School Beyond Screens, a coalition of parents and educators that lobbied for passage, celebrated the vote but warned of implementation challenges ahead. "Teachers will need support in making a shift away from the ineffective, unproven edtech products that were thrust into their hands," the group said in a statement, calling for professional development, planning time and funding for traditional textbooks and tactile learning materials.

The resolution arrives two years after California Governor Gavin Newsom signed the Phone-Free School Act, requiring every state district to adopt smartphone restrictions by July 2026. Yet the LAUSD policy goes further by regulating all district devices, not just personal phones.

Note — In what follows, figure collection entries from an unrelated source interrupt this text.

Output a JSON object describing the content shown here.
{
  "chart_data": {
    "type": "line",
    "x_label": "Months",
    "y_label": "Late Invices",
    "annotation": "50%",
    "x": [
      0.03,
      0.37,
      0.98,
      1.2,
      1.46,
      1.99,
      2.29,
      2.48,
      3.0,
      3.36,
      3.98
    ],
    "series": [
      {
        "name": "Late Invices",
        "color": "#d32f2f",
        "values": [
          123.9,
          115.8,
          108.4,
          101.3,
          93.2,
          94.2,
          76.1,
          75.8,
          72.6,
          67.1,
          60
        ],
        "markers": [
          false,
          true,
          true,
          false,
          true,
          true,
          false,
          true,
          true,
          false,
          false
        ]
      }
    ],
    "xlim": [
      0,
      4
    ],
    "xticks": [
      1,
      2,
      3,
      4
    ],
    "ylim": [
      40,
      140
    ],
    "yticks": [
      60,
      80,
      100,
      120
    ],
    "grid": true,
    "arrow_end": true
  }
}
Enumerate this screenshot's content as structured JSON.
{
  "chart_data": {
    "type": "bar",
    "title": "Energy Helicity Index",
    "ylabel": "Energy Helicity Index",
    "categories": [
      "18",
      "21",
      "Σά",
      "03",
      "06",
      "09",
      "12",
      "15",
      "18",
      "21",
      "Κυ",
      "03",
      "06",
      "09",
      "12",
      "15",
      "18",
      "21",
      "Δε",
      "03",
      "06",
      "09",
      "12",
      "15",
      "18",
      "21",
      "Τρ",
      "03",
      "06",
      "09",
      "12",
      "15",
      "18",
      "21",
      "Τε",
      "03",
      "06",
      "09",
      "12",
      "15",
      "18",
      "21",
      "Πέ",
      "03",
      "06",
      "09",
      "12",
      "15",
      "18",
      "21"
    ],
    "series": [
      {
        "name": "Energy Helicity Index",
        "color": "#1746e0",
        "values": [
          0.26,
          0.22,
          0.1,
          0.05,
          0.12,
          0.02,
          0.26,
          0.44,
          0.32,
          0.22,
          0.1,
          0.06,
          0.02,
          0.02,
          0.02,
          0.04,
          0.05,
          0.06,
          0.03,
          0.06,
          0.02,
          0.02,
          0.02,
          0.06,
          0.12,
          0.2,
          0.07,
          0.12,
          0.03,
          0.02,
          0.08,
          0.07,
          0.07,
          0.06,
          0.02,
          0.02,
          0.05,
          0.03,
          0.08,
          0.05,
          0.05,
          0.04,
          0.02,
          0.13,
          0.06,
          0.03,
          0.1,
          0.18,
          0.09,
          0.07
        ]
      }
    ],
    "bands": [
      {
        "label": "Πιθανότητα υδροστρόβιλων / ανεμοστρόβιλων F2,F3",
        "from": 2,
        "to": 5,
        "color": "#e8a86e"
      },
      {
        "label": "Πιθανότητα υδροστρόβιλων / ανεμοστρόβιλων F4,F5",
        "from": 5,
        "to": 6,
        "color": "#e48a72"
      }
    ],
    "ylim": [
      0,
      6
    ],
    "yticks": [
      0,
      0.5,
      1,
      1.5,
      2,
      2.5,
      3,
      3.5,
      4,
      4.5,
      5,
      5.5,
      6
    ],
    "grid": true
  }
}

The move was not without internal resistance. Superintendent Alberto M Carvalho, currently on paid leave during an FBI investigation, expressed caution about aggressive restrictions at a September board meeting. "Before we unilaterally say let's aggressively restrict access, let's consider that restricting to some means eliminating," he said, citing equity concerns. Carvalho also pushed back on framing schools as the root of device addiction, emphasizing parental responsibility.

LAUSD's action reflects a broader national trend. Educators and parents in both Republican and Democratic strongholds have begun questioning education technology's actual classroom value, signaling potential momentum for similar policies in other major districts.

Author James Rodriguez: "If LAUSD makes this work without gutting teaching quality or widening inequities, other districts will follow. That's the real test ahead."